When I see pregnant women, I want to take them by their shoulders and shake. I mean shake . Are you ready? No, not have you decided on your child’s name and gender and aesthetic! No, not do you have every possible medical procedure lined up! I mean are you ready!? Like spiritually, bitches. Spiritually.
Finally, at wits’ end, desperate one cold early evening, I knocked on Crispin and Jerry’s door with newborn in the sling. Paul was at office hours, late. Paul was always somewhere, doing something. Paul was still a part of the world. Paul was still in possession of his body, mind, spirit. It felt like he was avoiding me. I had begun to hate him a little because I wished badly to avoid myself, too.

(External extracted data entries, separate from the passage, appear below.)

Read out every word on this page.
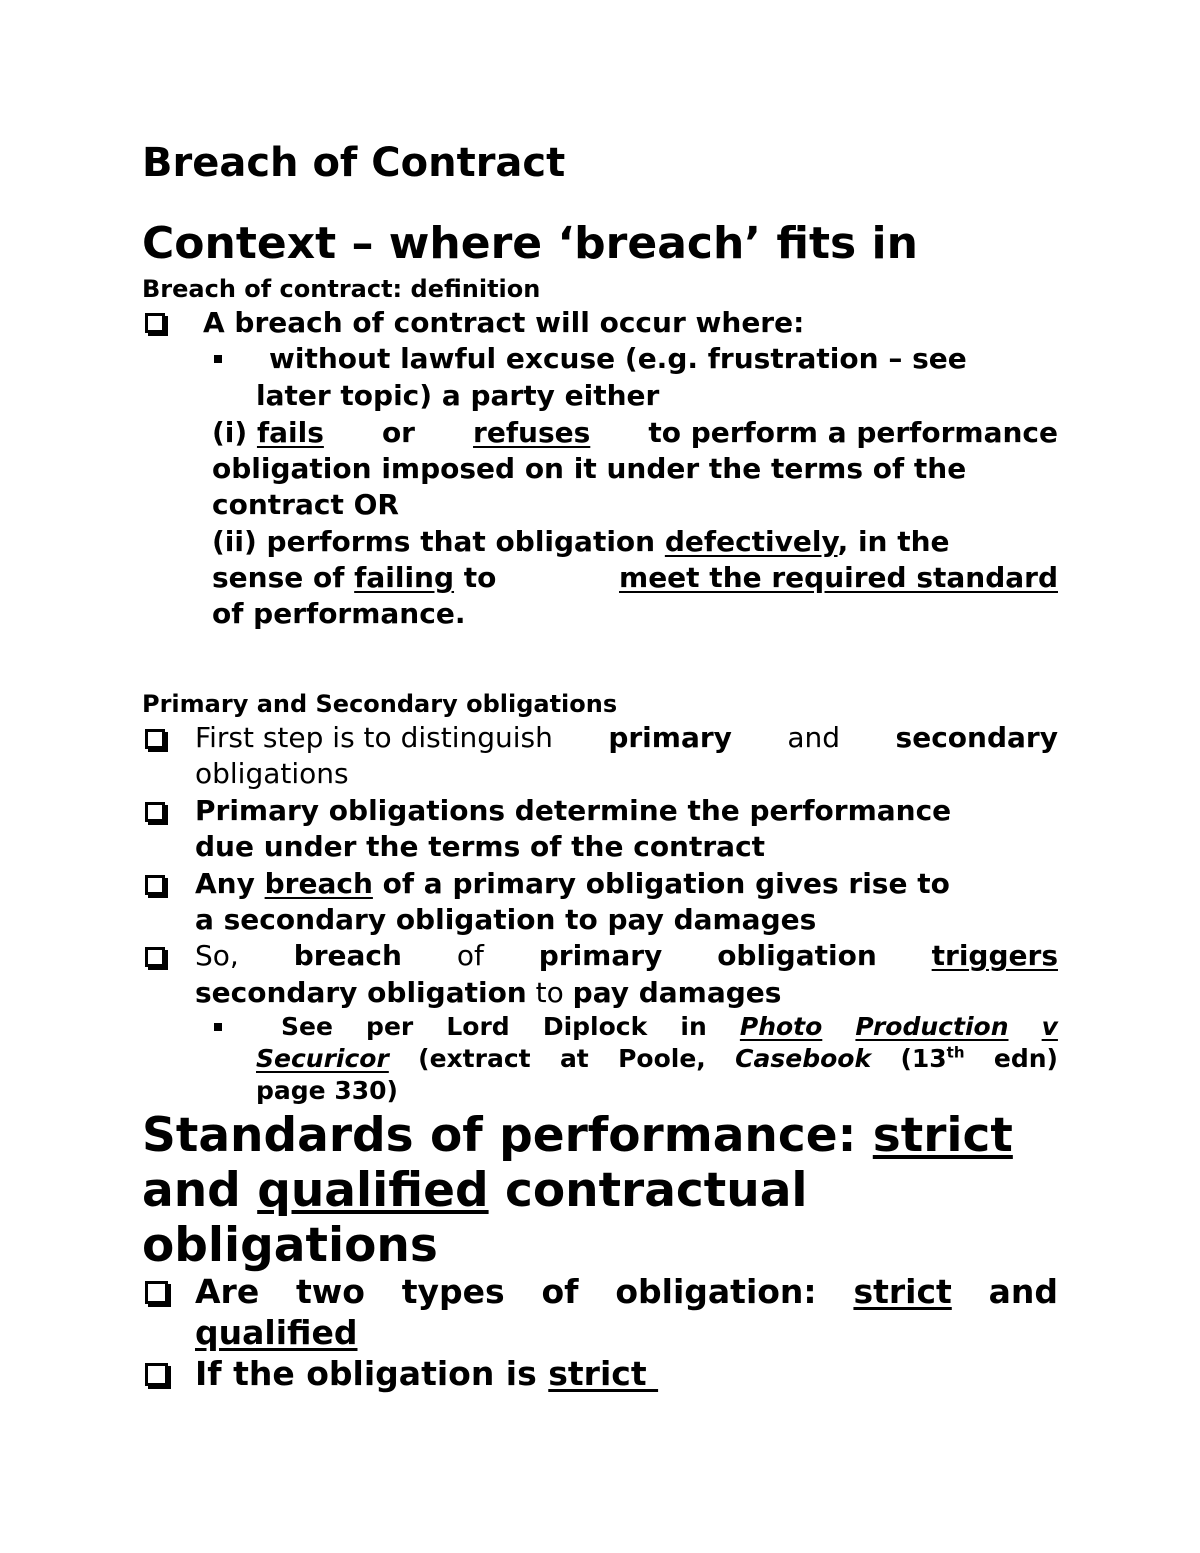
Breach of Contract
Context – where ‘breach’ fits in
Breach of contract: definition
A breach of contract will occur where:
without lawful excuse (e.g. frustration – see
later topic) a party either
(i) fails or refuses to perform a performance
obligation imposed on it under the terms of the
contract OR
(ii) performs that obligation defectively, in the
sense of failing to	meet the required standard
of performance.
Primary and Secondary obligations
First step is to distinguish primary and secondary
obligations
Primary obligations determine the performance
due under the terms of the contract
Any breach of a primary obligation gives rise to
a secondary obligation to pay damages
So, breach of primary obligation triggers
secondary obligation to pay damages
See per Lord Diplock in Photo Production v
Securicor (extract at Poole, Casebook (13th edn)
page 330)
Standards of performance: strict
and qualified contractual
obligations
Are two types of obligation: strict and
qualified
If the obligation is strict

They’d always been friendly, Crispin and Jerry. A pie when we moved in; a polenta casserole when we got home from the hospital. I thought I’d say thank you in person for the casserole, which was so very delicious.
When Jer opened their door he was laughing at something Crisp was saying. Their house was bright and warm and smelled, I am not joking, of fresh bread. Rickie Lee Jones was doing a particularly jazzy number on the stereo.
His face fell the second he saw me.
Are you okay?
Thank you for the polenta. I forgot your dish, I’m sorry. I washed it.
That’s okay. You’re welcome. Want to come in?
I don’t know, I’m kind of losing my mind? A foreign keening in my voice. Walker asleep on me, bundled in my coat.
Come in, sweetie.
I’m sorry. I just need. I don’t know. Can I just hang out here for a little while? I don’t mean to bother you guys. If you’re busy. Because our house is… I’m just kind of losing my mind? You know what I mean? Are you guys, like, super busy?